Her address, which resembled a campaign speech, highlighted the stark contrast between Mr Biden’s approach to foreign policy and that of former president Donald Trump, who is the front-runner for the Republican nomination – though she never mentioned his name.

Some in the US “suggest it is in the best interest of the American people to isolate ourselves from the world, to flout common understandings among nations, to embrace dictators and adopt the repressive tactics and abandon commitments to our allies in favour of unilateral action”, Ms Harris said.

But such attitudes are “dangerous, destabilising and, indeed, short sighted”, she argued.

Ms Harris's address, which the White House described as a “major foreign policy speech”, came after Mr Trump suggested that Washington might not protect Nato allies who are not spending enough on defence from any Russian invasion.

His comments elicited shock and concern from European leaders.
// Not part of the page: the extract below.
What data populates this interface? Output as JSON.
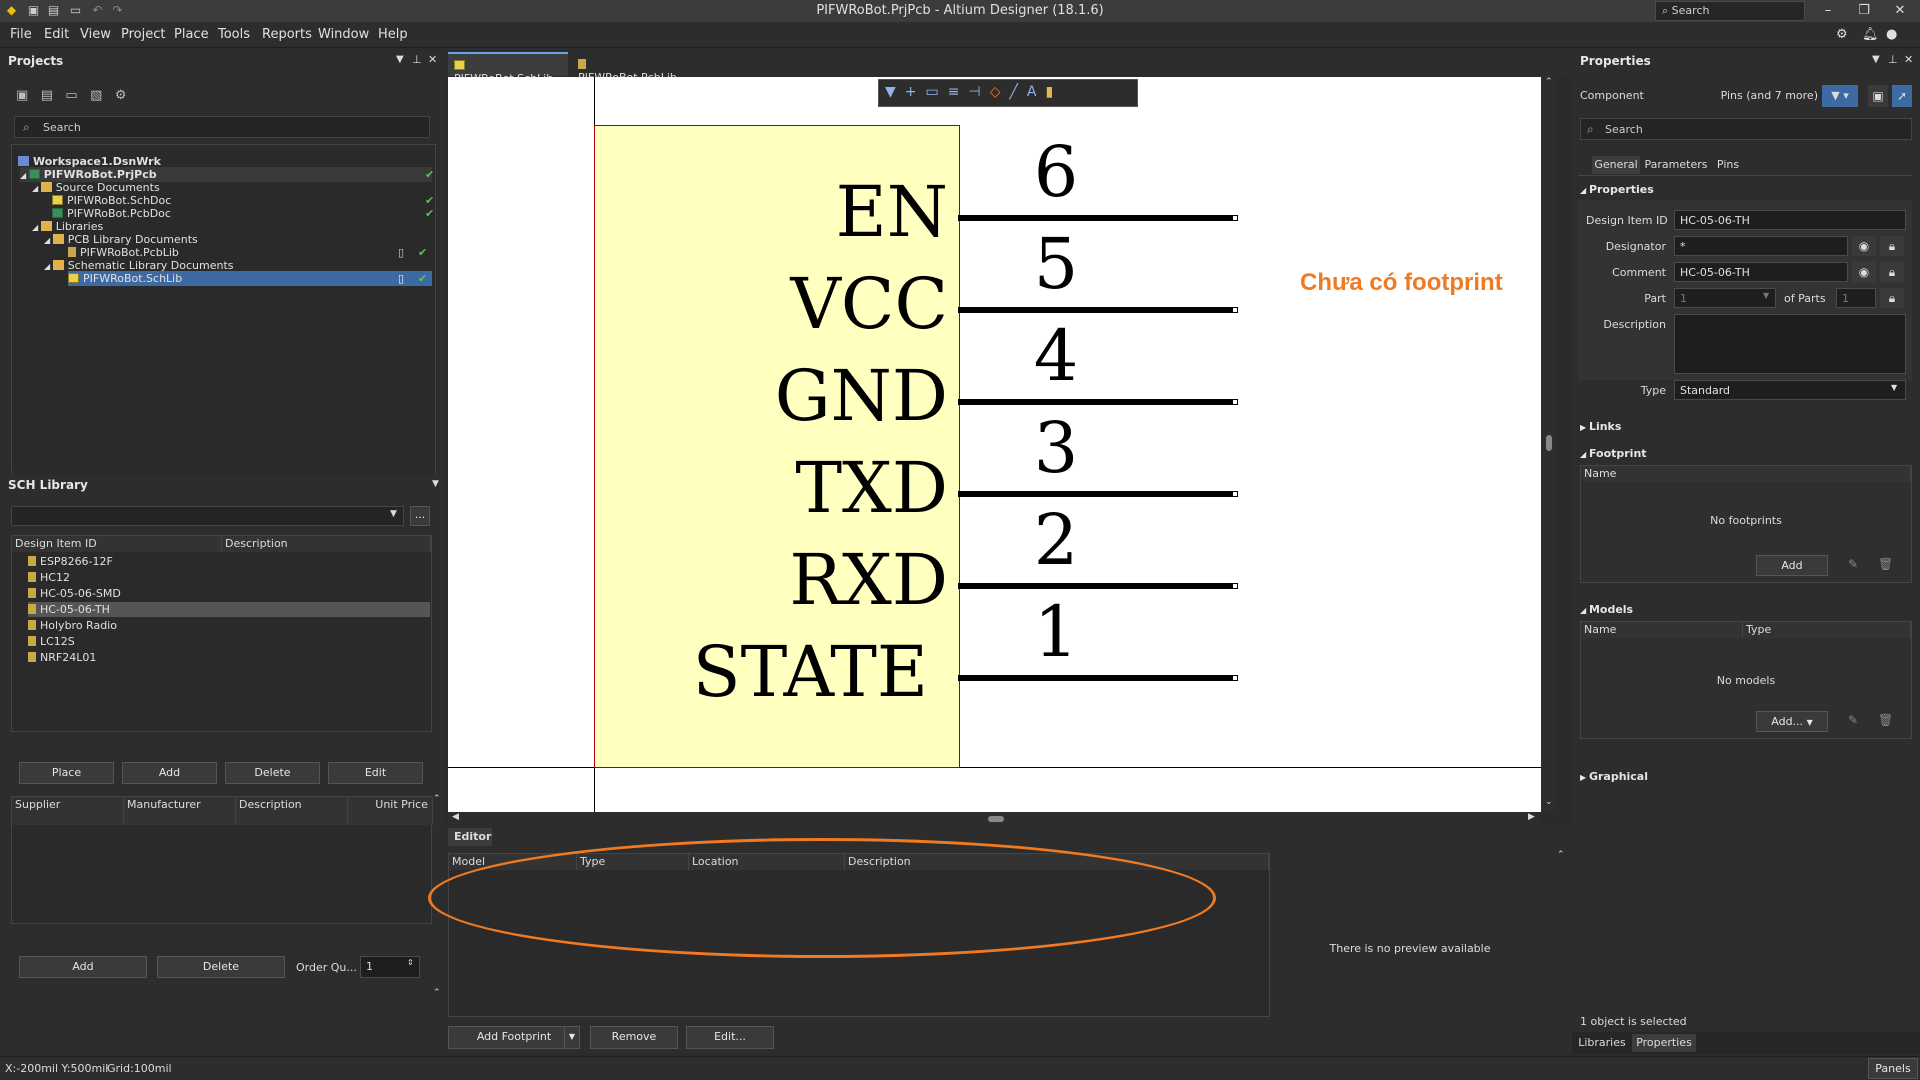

Though the Vice President highlighted Washington's efforts to help Ukraine while galvanising and strengthening Nato, a divided US House of Representatives is holding up a $95 billion security package that includes more than $60 billion in funding for Kyiv.

Ukraine says it is in desperate need of funds to push Russian forces out of the country.

She only briefly touched on the Israel-Gaza war in her speech but said the US was “working to end the conflict” and pointed to efforts to secure peace in the wider region.

In a question-and-answer session after the address, she elaborated on the US approach to the Israel-Gaza war and reaffirmed Washington's belief in the need for a two-state solution.

“There cannot be, in my opinion, peace and security for that region, for the people of Israel, or the Palestinians and the people of Gaza without a two-state solution,” Ms Harris said.